After a while, I stopped touting the coin as an investment because I wanted to avoid the subsequent conversations about how high the gas fees were. Ultimately I recognized that behavior in myself, and it was an unambiguous sign that it was time to sell.

3. It’s in the uncanny valley of cryptocurrencies

The final reason that I sold Ethereum is that it is presently in a bit of an uncanny valley.

If you’re not familiar, the uncanny valley is a phenomenon in which a person’s reaction to a humanoid robot is warm when the robot does not appear to be very human at all, warm when the robot appears to be fully human, but ice-cold or otherwise negative when the robot appears to be nearly human-like, but is overtly not an actual human.

Ethereum has a number of popular meme coins, such as Shiba Inu, a blockchain intended largely for fun or outright gambling rather than investing in serious projects and fostering frontier financial technologies. At the same time, it has a handful of rather esoteric cryptocurrency utility projects and decentralized autonomous organizations (DAOs), much like you’d expect from a chain devoted to hardcore technology development, financial engineering, or methodical new experiments in corporate governance.

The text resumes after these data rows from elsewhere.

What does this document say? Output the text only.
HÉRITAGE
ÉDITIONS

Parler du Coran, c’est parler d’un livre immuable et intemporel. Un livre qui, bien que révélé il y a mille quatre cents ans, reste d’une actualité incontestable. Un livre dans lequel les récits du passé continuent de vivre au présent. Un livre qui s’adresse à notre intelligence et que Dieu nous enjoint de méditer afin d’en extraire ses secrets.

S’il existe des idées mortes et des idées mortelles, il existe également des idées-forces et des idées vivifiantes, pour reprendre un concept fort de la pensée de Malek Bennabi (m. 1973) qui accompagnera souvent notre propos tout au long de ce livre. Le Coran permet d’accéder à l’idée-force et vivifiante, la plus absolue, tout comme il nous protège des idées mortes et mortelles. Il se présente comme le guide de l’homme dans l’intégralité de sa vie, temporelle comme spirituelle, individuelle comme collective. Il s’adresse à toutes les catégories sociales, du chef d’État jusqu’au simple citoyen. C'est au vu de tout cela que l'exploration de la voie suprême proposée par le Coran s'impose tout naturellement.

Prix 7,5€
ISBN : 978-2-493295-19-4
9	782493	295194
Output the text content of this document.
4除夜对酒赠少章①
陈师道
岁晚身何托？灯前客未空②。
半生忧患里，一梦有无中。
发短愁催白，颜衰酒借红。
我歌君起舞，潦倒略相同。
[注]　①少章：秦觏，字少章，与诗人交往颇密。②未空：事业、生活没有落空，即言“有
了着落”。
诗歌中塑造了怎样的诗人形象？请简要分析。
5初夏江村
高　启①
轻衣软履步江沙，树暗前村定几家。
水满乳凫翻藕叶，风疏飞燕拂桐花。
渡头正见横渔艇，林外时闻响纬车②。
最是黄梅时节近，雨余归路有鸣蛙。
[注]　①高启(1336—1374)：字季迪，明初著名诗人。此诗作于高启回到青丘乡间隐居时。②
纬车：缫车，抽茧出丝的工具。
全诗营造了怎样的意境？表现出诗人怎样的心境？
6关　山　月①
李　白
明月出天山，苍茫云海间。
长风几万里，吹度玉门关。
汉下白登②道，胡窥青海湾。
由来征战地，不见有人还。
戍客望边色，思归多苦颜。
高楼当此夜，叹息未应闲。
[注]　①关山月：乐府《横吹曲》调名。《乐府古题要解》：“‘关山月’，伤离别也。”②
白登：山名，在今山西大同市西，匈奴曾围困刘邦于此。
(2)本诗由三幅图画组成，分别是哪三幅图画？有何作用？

Yet its high transaction costs make meme coin investing exceptionally painful. Likewise, the same source of friction is a massive drag on for-profit projects, which tend to have a higher need to transact on demand, meaning that they can’t wait for fees to decline.

For other purposes, like minting and trading non-fungible tokens (NFTs) or creating smart contracts, there are plenty of solutions on the chain to choose from. But many of the marketplaces, exchanges, and tools on Ethereum have only rudimentary feature sets or sketchy credentials.

Of course, the Ethereum blockchain itself can’t fully control which projects use it or how well they work.

But for a chain’s native token to be a good investment relative to other options, it helps if there’s a critical mass of users within at least one (large) community that’s loyal to where their projects are deployed. And for this chain, the various frictions are an impediment to that critical mass continuing to build, so I don’t regret selling.